La scène se passe à Vienne. Trois Juifs se préparent à émigrer. "Je pars pour l’Angleterre", dit le premier. "Moi pour l’Amérique", dit le deuxième. "Et moi pour l’Australie", dit le troisième. "Si loin que ça !" s’exclame le premier, effrayé. "Si loin de quoi ?" La blague date de 1939, dans le monde d’Hitler. Avec une rage et un dépit contrôlé, Moriz Scheyer (1886-1949) raconte son exil contraint en France à cause de toutes ces servitudes volontaires. Il n’a pas de mots assez durs pour les gouvernements européens qui ont laissé faire l’Anschluss, puis le reste, pour cet esprit de Munich, pour ce sempiternel "Pas d’histoires !" sans cesse répété, notamment en France, jusqu’à ce que cette histoire finisse par vous péter à la gueule.
Le réquisitoire retrouvé de cet ancien responsable des pages culturelles du Neues Wiener Tagblatt, ami de Zweig, proche de Schnitzler, de Mahler ou de Bruno Walter, n’a rien perdu de sa force. Certes, il n’est pas tendre avec l’Allemagne nazie, mais comment pourrait-on l’être ? Certes, il ne ménage pas non plus Pétain, Vichy, les collabos et tous ceux qui se sont montrés à la hauteur de leur mauvaise réputation, mais pourquoi l’aurait-il fait après être passé par le camp de Beaune-la-Rolande, après avoir subi les brimades des policiers et des gendarmes français ?
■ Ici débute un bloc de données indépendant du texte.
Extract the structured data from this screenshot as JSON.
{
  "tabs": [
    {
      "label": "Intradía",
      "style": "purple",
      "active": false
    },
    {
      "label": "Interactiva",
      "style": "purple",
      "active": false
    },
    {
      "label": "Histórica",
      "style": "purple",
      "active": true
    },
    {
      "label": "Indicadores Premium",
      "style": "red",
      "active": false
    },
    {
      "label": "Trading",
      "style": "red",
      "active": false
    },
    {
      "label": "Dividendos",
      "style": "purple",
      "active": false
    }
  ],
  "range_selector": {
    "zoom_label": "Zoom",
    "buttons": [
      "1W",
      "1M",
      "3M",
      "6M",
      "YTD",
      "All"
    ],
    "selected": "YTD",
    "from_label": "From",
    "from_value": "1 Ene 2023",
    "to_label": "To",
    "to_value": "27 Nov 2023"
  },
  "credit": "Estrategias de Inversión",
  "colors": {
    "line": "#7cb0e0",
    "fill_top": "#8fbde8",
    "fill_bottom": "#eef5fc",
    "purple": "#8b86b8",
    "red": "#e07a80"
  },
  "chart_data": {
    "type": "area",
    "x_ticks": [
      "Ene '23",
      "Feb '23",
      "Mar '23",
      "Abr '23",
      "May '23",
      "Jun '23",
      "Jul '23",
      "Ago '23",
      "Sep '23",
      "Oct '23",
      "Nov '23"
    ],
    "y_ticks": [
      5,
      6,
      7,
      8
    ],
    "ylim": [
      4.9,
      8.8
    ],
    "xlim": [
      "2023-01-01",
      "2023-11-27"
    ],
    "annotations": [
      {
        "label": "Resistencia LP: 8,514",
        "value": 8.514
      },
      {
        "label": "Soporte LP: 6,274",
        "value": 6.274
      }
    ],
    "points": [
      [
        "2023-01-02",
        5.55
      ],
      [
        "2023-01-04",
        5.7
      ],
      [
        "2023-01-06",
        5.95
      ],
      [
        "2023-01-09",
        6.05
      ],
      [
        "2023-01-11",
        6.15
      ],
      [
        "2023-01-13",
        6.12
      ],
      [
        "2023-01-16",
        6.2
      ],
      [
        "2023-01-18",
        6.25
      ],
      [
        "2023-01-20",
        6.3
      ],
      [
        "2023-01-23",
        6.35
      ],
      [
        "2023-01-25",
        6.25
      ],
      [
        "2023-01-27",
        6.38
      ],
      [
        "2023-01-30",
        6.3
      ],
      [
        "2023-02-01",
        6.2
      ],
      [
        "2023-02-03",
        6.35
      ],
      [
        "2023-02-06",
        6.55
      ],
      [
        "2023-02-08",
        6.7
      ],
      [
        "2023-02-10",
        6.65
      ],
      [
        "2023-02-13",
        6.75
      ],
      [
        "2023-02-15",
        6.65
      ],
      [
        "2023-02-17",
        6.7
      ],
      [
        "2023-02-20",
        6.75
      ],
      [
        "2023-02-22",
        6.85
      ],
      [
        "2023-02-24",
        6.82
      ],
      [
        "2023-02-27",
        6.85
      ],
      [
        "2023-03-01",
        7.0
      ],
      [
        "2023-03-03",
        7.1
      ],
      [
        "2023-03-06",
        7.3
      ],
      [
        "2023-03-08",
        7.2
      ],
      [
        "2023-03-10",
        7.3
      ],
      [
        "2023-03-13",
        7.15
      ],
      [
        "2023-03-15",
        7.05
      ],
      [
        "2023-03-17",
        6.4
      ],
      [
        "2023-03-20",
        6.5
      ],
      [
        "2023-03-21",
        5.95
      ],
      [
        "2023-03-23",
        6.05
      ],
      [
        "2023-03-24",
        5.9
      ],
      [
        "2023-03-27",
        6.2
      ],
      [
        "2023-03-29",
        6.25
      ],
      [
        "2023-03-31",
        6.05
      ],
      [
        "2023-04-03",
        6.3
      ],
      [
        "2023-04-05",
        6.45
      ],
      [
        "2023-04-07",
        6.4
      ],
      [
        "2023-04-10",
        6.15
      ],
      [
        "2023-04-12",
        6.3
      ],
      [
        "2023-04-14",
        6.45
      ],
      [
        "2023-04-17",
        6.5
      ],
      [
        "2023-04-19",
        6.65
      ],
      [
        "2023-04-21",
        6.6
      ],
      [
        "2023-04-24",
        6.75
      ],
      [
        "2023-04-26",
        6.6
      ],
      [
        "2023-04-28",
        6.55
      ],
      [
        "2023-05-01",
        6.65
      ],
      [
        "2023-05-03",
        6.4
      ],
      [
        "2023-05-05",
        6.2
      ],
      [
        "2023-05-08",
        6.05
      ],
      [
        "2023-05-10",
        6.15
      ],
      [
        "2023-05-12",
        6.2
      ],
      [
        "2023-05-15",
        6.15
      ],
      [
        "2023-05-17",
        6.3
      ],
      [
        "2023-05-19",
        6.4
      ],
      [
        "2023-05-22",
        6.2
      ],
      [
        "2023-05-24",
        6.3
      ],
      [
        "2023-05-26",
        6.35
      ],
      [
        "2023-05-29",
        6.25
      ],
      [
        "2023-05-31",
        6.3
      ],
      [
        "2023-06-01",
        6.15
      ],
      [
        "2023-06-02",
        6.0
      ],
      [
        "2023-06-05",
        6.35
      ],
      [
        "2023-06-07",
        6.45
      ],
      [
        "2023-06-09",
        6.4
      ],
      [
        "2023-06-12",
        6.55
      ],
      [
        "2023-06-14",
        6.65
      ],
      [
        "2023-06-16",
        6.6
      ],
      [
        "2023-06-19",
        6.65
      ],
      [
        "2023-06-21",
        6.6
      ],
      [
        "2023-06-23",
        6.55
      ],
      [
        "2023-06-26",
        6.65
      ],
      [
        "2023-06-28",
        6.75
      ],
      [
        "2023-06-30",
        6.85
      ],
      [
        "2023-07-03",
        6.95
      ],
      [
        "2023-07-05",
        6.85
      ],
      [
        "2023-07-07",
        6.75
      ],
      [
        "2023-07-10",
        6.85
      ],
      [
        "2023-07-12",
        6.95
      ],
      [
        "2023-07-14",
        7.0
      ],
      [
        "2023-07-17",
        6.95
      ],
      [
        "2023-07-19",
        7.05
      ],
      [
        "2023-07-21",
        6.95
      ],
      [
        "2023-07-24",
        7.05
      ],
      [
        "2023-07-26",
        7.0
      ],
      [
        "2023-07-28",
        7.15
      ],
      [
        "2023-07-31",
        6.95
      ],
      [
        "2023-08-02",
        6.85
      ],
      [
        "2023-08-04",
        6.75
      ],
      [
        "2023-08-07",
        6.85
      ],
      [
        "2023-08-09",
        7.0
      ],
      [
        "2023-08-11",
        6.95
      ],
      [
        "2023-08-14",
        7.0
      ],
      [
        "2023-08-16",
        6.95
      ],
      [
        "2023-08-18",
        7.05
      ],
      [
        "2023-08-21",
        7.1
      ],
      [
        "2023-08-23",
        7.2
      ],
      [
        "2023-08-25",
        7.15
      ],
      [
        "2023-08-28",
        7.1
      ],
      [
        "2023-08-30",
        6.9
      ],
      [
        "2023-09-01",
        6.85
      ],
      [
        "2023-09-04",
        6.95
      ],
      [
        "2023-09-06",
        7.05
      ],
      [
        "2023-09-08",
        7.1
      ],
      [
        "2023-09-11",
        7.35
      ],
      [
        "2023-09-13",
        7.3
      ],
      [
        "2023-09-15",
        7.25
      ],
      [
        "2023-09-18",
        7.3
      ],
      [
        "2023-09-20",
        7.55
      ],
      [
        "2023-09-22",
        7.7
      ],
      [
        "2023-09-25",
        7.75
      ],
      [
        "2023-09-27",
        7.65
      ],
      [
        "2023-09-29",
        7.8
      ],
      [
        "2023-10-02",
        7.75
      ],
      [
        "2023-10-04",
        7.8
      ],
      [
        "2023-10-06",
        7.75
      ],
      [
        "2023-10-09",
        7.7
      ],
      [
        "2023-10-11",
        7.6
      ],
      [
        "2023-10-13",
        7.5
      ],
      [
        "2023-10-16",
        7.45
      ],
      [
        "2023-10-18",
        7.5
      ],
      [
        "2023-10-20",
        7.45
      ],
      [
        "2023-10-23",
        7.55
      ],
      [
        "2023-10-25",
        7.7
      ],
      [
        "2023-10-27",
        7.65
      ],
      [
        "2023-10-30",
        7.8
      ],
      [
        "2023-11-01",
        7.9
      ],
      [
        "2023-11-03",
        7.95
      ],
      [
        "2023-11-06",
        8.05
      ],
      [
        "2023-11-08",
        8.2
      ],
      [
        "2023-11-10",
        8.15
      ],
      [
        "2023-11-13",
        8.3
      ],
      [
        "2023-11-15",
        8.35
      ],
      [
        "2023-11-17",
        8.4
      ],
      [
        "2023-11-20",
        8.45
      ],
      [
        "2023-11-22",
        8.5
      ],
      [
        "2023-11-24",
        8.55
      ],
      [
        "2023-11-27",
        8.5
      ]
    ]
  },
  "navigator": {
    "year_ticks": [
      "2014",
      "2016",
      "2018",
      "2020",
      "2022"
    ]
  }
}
Ce témoignage exceptionnel a failli ne jamais voir le jour. Son beau-fils installé en Angleterre trouvait le texte trop anti-allemand. Le petit-fils n’eut pas cette pudeur. D’autant que si Moriz Scheyer ne dissimule pas son mépris pour tous ces antisémites convulsifs, il rend hommage dans la dernière partie à ces Français qui l’ont accueilli en Dordogne, dans le charmant village médiéval de Belvès. Il salue la dignité, le courage de ces femmes qui se sont sacrifiées pour sauver des vies, les membres de la famille Rispal dont Jacques, qui fut un grand second rôle du cinéma français des années 1970, les religieuses franciscaines de l’asile où il passa avec sa femme les deux dernières années de la guerre.
De ce récit coup de poing, on peut retenir une leçon. Celui qui ne veut pas voir est pire que l’aveugle. Surtout quand il s’agit de désigner ce "si loin de quoi" souvent plus proche qu’il n’y paraît. L. L.